DESCRIPTION (provided by applicant): Neural stem/progenitor cells play critical roles during neural development. They serve as the source of all neurons and glia and contribute to the histogenetic processes of nervous system formation. Elucidating the molecular mechanisms governing neural progenitor cell properties and functions is critical to understand not only neural development but also human diseases caused by neural progenitor dysregulation and malfunction. The objective of this application is to investigate the function of a novel signaling pathway, the Hippo pathway, during mammalian brain development. By regulating the activity of the transcriptional coactivators YAP and its paralog TAZ, the Hippo pathway controls the development, homeostasis, and/or tumorigenesis of several mammalian organs. However, its role during mammalian brain development is largely unknown. Our laboratory recently showed that aberrant YAP activation causes overexpansion of the neural progenitor population and that the neurofibromatosis type-2 (NF2) tumor suppressor Merlin is a physiological inhibitor of YAP/TAZ during brain development. Moreover, we discovered a novel function of Merlin and YAP in regulating the formation of the corpus callosum, the largest commissural connection between the cerebral hemispheres. The overall goal of this proposal is to elucidate the molecular mechanism by which Merlin and YAP/TAZ regulate brain development. Specifically, the proposed study will: (1) determine the biochemical mechanism by which Merlin regulates YAP, (2) determine the molecular mechanism through which the Merlin-YAP cascade regulates corpus callosum formation, and (3) define the transcriptional program through which YAP/TAZ regulate neural progenitor properties.

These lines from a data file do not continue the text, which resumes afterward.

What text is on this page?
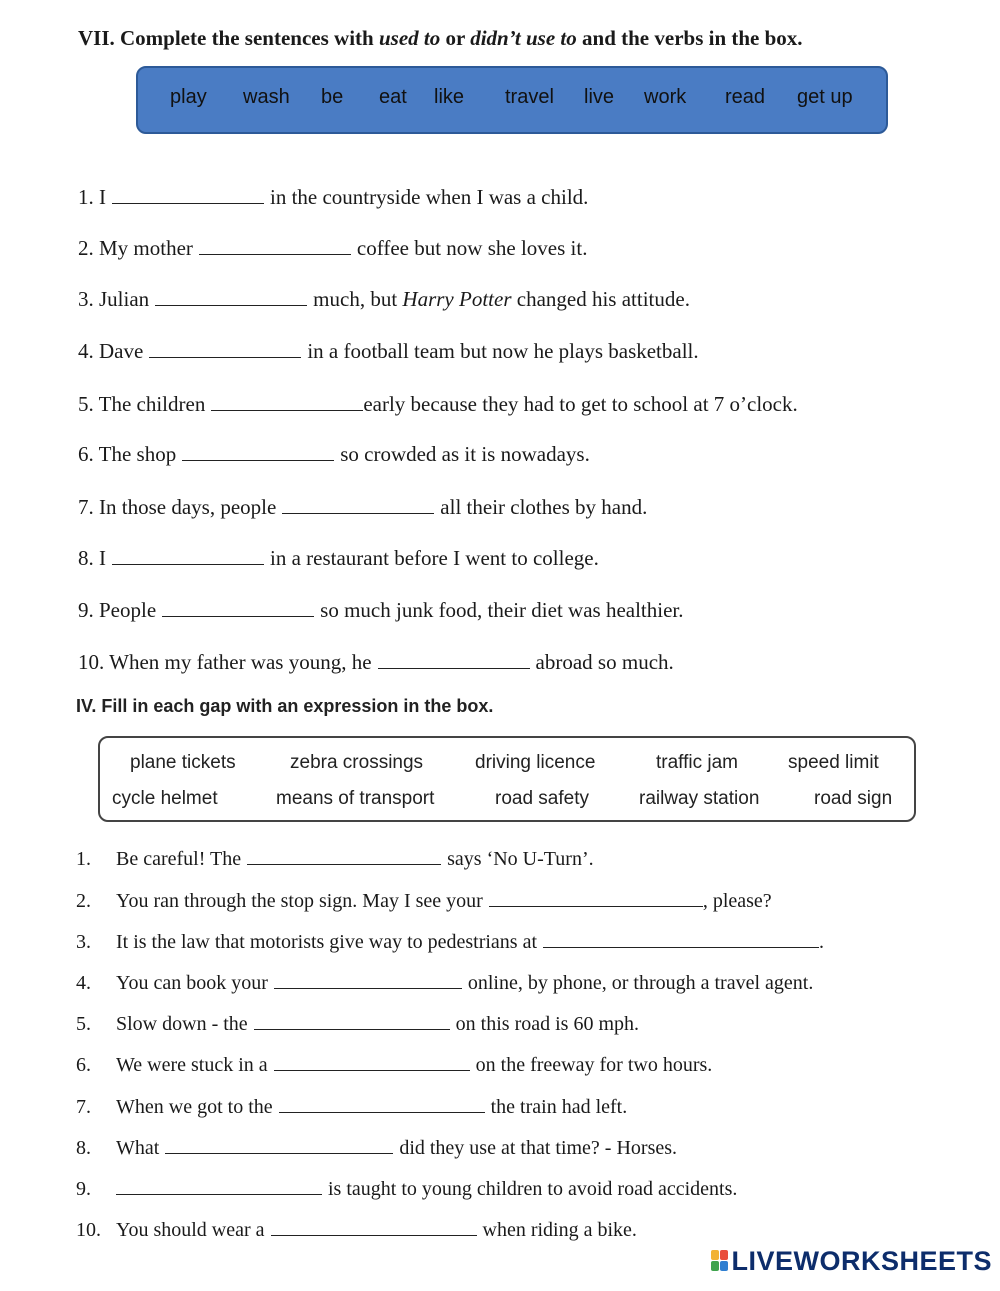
VII. Complete the sentences with used to or didn’t use to and the verbs in the box.
play wash be eat like travel live work read get up
1. I	in the countryside when I was a child.
2. My mother	coffee but now she loves it.
3. Julian	much, but Harry Potter changed his attitude.
4. Dave	in a football team but now he plays basketball.
5. The children	early because they had to get to school at 7 o’clock.
6. The shop	so crowded as it is nowadays.
7. In those days, people	all their clothes by hand.
8. I	in a restaurant before I went to college.
9. People	so much junk food, their diet was healthier.
10. When my father was young, he	abroad so much.
IV. Fill in each gap with an expression in the box.
plane tickets	zebra crossings	driving licence	traffic jam	speed limit
cycle helmet	means of transport	road safety	railway station	road sign
1. Be careful! The	says ‘No U-Turn’.
2. You ran through the stop sign. May I see your	, please?
3. It is the law that motorists give way to pedestrians at	.
4. You can book your	online, by phone, or through a travel agent.
5. Slow down - the	on this road is 60 mph.
6. We were stuck in a	on the freeway for two hours.
7. When we got to the	the train had left.
8. What	did they use at that time? - Horses.
9.	is taught to young children to avoid road accidents.
10. You should wear a	when riding a bike.
LIVEWORKSHEETS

The proposed study is expected to define the function of YAP/TAZ during brain development and expand our knowledge on mechanisms regulating neural progenitor behaviors. It will also elucidate the physiological function and mechanism of action of the NF2/Merlin tumor suppressor and provide insight into how NF2 mutations in humans cause or contribute to tumorigenesis. Lastly, it will uncover a novel signaling cascade that regulates axon guidance and provide new insight into the mechanisms underlying callosal malformations, which are among the most common brain anomalies found at birth.

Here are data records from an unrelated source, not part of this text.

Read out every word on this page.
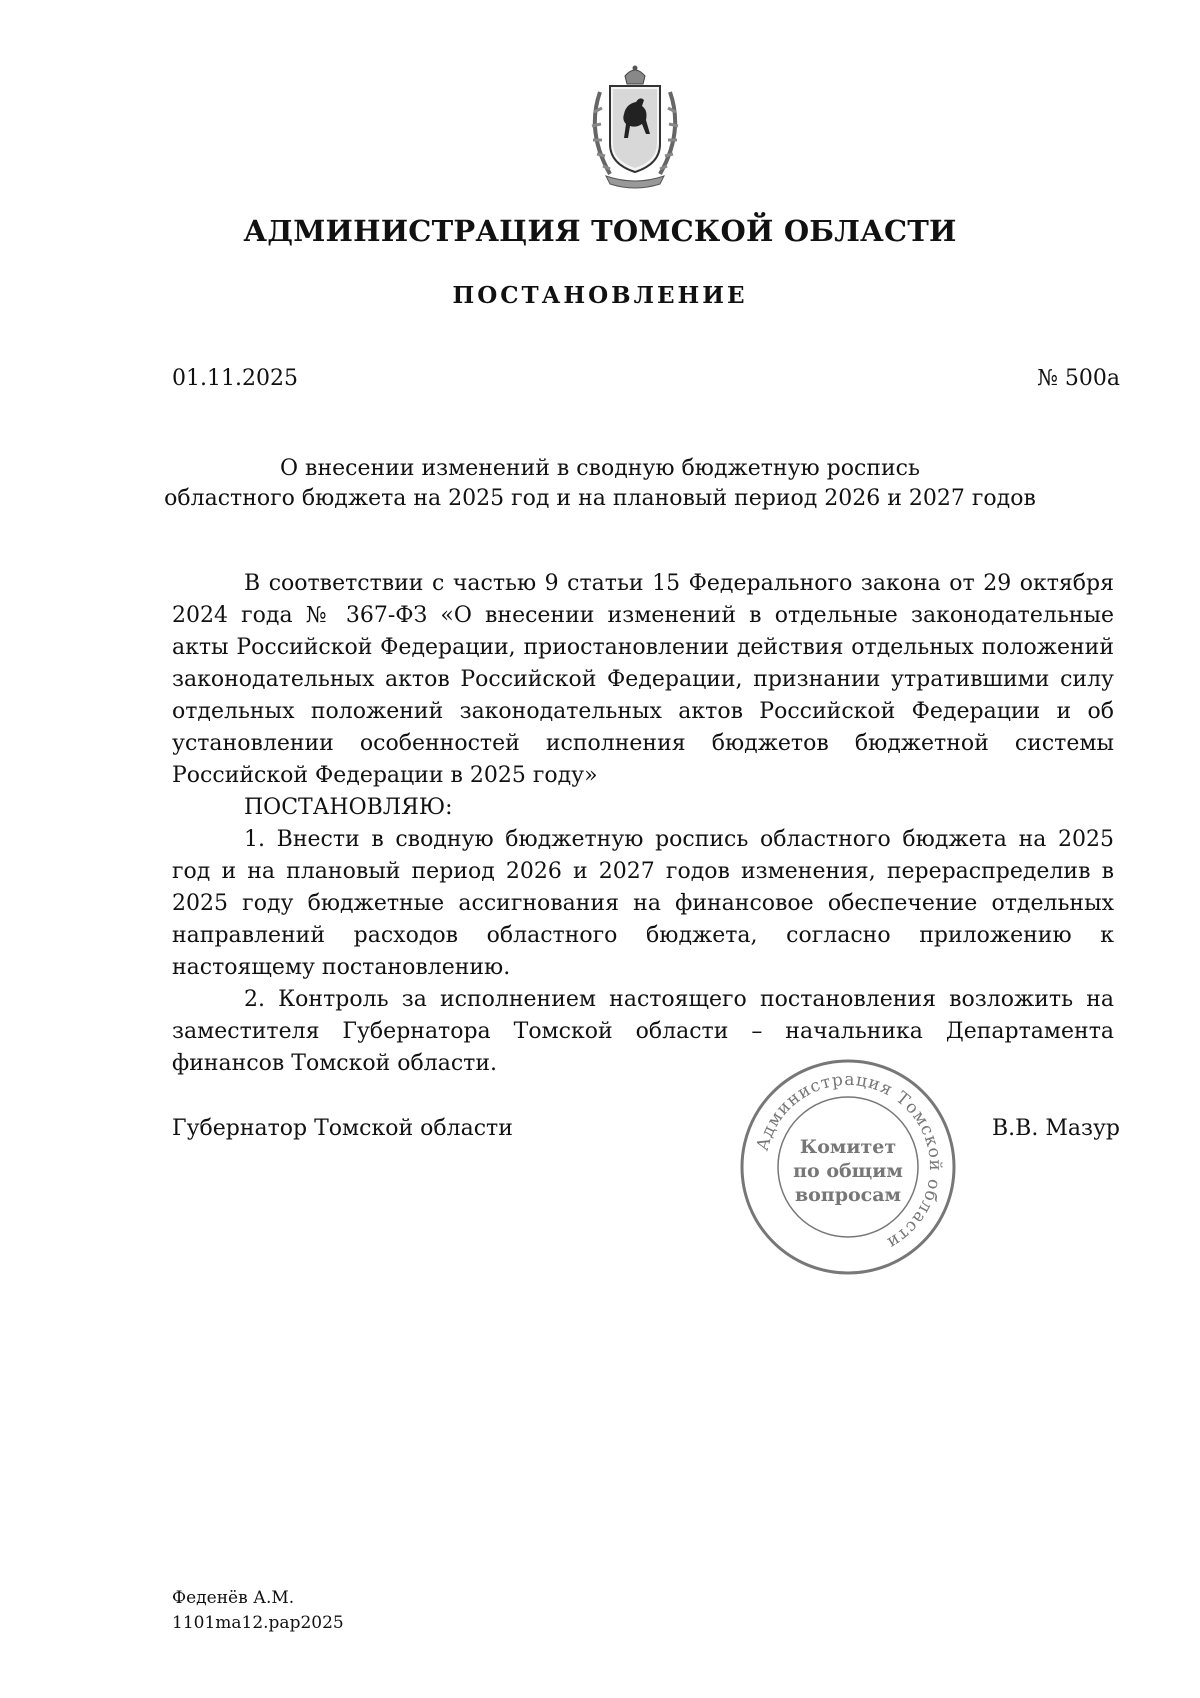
АДМИНИСТРАЦИЯ ТОМСКОЙ ОБЛАСТИ
ПОСТАНОВЛЕНИЕ
01.11.2025	№ 500а
О внесении изменений в сводную бюджетную роспись
областного бюджета на 2025 год и на плановый период 2026 и 2027 годов

В соответствии с частью 9 статьи 15 Федерального закона от 29 октября 2024 года № 367-ФЗ «О внесении изменений в отдельные законодательные акты Российской Федерации, приостановлении действия отдельных положений законодательных актов Российской Федерации, признании утратившими силу отдельных положений законодательных актов Российской Федерации и об установлении особенностей исполнения бюджетов бюджетной системы Российской Федерации в 2025 году»

ПОСТАНОВЛЯЮ:

1. Внести в сводную бюджетную роспись областного бюджета на 2025 год и на плановый период 2026 и 2027 годов изменения, перераспределив в 2025 году бюджетные ассигнования на финансовое обеспечение отдельных направлений расходов областного бюджета, согласно приложению к настоящему постановлению.

2. Контроль за исполнением настоящего постановления возложить на заместителя Губернатора Томской области – начальника Департамента финансов Томской области.

Губернатор Томской области	В.В. Мазур
Администрация Томской области
Комитет
по общим
вопросам
Феденёв А.М.
1101ma12.pap2025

描述（由申请人提供）：神经干细胞/祖细胞在神经发育过程中发挥关键作用。它们作为所有神经元和神经胶质的来源，并有助于神经系统形成的组织发生过程。阐明控制神经前体细胞特性和功能的分子机制不仅对理解神经前体细胞的功能至关重要， 发育以及由神经祖细胞失调和功能障碍引起的人类疾病。本申请的目的是研究哺乳动物脑发育过程中一种新的信号传导途径Hippo途径的功能。通过调节转录辅激活因子雅普及其辅因子TAZ的活性，Hippo途径控制几种哺乳动物器官的发育、稳态和/或肿瘤发生。然而，它在哺乳动物大脑发育中的作用在很大程度上是未知的。我们的实验室最近表明，异常的雅普激活导致神经祖细胞群的过度扩张，并且神经纤维瘤病2型（NF 2）肿瘤抑制剂Merlin是脑发育过程中雅普/TAZ的生理抑制剂。此外，我们还发现Merlin和雅普在调节胼胝体（大脑两半球之间最大的连合连接）的形成方面具有新的功能。本研究的总体目标是阐明Merlin和雅普/TAZ调控脑发育的分子机制。具体而言，拟议的研究将：（1）确定Merlin调节雅普的生化机制，（2）确定Merlin-雅普级联调节胼胝体形成的分子机制，以及（3）定义雅普/TAZ调节神经祖细胞特性的转录程序。这项研究将有助于阐明雅普/TAZ在脑发育过程中的作用，并扩展我们对神经祖细胞行为调控机制的认识。它还将阐明NF 2/Merlin肿瘤抑制因子的生理功能和作用机制，并深入了解人类NF 2突变如何导致或促进肿瘤发生。最后，它将揭示一种新的信号级联，调节轴突的指导，并提供新的见解的机制背后的胼胝体畸形，这是在出生时发现的最常见的大脑异常。